Fear is the most powerful motivation of personal change, but the change remains only as long as the fear does.
We are all very familiar with fear and how it can cause any one to fall in line “or else”. We invoke it as parents when wanting to get our kids to do or stop doing something immediately, we invoke it in employees or peers for similar reasons by using threats, and we produce it in partners, especially when threatening to leave. Law enforcement in our society is based on threats of punishment and fear, as is discipline in schools. And, almost always we get the results we want, at least in the short run.
So, what’s the problem? The problem is that fear is always in response to external threats of punishment and as soon as the threat disappears, so does the fear, and we tend to return to the ways we were before the fear was produced. This is elementary human behavior, as well as all animal behavior: we always return to the most powerfully learned habits of behaving when in neuteral situations. Although many of our social systems try to make changes in the behaviors of people by interventions with threat and fear and then “teaching” them more acceptable ways of acting, those lessons do not stick as long as fear remains the primary motivator because the individuals put all their energies into learning how to “play the game” rather than accepting and internalizing the new information.

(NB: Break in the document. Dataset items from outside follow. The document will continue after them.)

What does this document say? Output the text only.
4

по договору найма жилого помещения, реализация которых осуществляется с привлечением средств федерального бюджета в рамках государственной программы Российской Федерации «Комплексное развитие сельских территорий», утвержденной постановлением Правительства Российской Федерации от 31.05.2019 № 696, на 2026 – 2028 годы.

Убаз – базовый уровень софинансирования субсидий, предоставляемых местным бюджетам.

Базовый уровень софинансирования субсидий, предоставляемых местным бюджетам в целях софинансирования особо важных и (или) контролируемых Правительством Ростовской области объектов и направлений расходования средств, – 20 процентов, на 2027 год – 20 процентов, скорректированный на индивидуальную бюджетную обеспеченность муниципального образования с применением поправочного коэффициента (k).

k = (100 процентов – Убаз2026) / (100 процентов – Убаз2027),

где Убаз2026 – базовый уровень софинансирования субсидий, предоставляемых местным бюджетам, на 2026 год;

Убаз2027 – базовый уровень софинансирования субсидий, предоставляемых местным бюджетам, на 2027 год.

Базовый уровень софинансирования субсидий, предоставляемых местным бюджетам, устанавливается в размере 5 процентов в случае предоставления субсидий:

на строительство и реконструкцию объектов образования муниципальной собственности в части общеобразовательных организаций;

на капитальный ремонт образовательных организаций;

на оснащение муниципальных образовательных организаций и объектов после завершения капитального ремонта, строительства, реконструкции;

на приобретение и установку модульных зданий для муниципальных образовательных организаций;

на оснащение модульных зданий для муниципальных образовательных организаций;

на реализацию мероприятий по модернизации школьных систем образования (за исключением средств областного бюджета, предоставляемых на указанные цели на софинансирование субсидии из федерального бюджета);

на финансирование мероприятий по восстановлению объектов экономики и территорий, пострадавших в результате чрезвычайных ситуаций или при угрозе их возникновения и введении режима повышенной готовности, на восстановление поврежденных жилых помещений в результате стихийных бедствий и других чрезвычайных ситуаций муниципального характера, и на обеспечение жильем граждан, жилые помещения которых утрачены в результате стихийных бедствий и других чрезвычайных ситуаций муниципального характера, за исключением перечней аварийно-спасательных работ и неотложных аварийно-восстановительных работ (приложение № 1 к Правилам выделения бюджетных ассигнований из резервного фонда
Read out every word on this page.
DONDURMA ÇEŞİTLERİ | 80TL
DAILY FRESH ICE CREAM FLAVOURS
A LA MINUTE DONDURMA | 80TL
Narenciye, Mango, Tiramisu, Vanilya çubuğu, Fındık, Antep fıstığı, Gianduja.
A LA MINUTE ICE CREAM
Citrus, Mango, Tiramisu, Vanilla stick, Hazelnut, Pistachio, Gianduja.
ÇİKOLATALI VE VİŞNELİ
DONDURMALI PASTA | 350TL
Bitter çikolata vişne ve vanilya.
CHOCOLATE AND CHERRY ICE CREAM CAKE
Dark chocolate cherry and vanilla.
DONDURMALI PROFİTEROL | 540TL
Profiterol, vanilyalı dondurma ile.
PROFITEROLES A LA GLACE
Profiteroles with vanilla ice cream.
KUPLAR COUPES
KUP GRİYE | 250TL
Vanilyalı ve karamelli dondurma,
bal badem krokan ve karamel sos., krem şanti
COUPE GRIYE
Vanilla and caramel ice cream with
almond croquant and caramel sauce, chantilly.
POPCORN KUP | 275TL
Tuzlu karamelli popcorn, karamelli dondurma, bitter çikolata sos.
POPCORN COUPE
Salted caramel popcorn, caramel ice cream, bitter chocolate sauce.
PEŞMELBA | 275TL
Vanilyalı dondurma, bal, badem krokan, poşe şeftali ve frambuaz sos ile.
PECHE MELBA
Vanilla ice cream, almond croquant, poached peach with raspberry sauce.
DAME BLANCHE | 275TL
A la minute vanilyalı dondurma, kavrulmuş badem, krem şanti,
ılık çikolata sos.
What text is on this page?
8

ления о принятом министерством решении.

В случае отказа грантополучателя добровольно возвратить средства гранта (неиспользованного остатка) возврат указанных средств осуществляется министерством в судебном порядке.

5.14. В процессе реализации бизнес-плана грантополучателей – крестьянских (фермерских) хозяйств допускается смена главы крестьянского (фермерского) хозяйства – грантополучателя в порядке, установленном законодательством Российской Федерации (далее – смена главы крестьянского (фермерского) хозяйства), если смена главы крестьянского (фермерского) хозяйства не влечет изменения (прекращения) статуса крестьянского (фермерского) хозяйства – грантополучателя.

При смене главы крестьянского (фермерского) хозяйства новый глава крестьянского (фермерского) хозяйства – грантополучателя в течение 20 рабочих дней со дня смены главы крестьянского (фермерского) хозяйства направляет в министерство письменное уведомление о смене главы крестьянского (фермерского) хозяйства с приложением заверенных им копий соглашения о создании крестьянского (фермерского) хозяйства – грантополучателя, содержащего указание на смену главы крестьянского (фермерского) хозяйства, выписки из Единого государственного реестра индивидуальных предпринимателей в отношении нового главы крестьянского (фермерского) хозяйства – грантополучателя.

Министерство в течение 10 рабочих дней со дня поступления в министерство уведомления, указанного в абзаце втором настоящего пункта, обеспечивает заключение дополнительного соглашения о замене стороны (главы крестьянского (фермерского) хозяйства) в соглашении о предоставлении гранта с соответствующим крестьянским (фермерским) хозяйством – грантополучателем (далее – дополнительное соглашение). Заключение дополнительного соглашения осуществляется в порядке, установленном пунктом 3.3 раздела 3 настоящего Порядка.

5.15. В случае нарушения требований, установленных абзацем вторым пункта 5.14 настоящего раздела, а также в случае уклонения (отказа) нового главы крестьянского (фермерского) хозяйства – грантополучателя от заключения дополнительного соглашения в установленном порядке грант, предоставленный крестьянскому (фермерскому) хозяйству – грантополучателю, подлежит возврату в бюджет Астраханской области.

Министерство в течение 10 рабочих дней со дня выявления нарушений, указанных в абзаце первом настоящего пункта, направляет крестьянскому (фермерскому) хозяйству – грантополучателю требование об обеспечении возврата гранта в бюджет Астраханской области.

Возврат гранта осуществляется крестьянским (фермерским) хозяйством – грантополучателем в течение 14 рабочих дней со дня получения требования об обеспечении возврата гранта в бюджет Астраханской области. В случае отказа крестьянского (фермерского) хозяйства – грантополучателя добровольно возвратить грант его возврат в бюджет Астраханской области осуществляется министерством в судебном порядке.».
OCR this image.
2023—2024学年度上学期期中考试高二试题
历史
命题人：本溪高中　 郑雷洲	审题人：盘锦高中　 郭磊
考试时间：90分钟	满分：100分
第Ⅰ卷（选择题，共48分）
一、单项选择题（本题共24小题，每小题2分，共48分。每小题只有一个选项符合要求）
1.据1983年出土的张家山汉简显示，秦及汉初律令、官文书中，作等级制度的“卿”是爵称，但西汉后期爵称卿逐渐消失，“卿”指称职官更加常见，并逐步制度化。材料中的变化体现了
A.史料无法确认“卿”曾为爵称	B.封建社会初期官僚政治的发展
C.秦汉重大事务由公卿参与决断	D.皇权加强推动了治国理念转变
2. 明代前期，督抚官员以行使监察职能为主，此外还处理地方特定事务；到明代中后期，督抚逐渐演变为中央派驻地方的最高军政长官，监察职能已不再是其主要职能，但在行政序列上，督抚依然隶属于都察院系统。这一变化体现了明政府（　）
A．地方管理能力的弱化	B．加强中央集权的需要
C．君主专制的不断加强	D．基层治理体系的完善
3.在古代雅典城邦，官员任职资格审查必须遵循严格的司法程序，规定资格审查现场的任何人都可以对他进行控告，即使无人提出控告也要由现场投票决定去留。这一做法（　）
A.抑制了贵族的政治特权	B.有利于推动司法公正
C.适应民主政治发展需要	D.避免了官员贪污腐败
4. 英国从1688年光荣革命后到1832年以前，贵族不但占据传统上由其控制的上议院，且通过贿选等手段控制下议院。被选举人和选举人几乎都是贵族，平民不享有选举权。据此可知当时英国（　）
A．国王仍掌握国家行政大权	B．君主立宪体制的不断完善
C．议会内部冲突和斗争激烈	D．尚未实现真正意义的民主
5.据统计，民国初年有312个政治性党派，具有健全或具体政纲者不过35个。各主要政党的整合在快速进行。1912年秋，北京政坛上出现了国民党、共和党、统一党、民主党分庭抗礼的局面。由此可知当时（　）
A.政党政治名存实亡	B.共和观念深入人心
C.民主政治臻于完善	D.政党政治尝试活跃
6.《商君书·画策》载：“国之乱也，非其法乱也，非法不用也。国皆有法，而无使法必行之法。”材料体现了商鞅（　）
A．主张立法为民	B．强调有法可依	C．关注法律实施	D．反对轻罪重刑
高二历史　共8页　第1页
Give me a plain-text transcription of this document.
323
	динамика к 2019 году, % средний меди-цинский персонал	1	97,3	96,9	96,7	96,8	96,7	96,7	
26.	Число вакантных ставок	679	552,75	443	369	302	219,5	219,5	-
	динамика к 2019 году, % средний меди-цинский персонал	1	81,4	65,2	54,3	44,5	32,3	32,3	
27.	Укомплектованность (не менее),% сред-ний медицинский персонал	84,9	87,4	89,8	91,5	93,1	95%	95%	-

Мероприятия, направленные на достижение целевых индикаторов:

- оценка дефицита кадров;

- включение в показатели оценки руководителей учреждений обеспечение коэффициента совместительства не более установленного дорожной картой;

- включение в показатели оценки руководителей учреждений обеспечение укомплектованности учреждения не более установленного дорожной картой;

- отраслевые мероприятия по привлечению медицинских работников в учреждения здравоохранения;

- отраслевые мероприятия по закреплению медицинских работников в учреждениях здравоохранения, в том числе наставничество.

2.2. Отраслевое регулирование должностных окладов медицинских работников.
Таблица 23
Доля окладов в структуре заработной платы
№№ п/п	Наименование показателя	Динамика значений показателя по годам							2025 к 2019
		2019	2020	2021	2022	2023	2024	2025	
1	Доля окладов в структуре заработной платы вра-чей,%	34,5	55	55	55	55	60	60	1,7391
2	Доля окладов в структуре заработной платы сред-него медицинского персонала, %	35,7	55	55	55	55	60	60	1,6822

So, what works? Invoking fear with threats is a useful tool to stop a person from whatever they are doing and get their attention. Once that’s done, the only way to get that person to accept and internalize new ways of thinking and acting is to have them see you as someone genuinely interested in their best interest and not threatening, and to see the new information being presented to them as truly beneficial to enhancing their lives realistically. And, if that can be accomplished, in order to complete the change in another individual, he or she would have to be given the opportunity to try and retry the new behaviors, with an understanding that they may have old behavior relapses at times, but would be given encouragement, support, and reasonable rewards for returning to and continuing to practice and develop the new behaviors until they become the most prominent habitual styles of acting.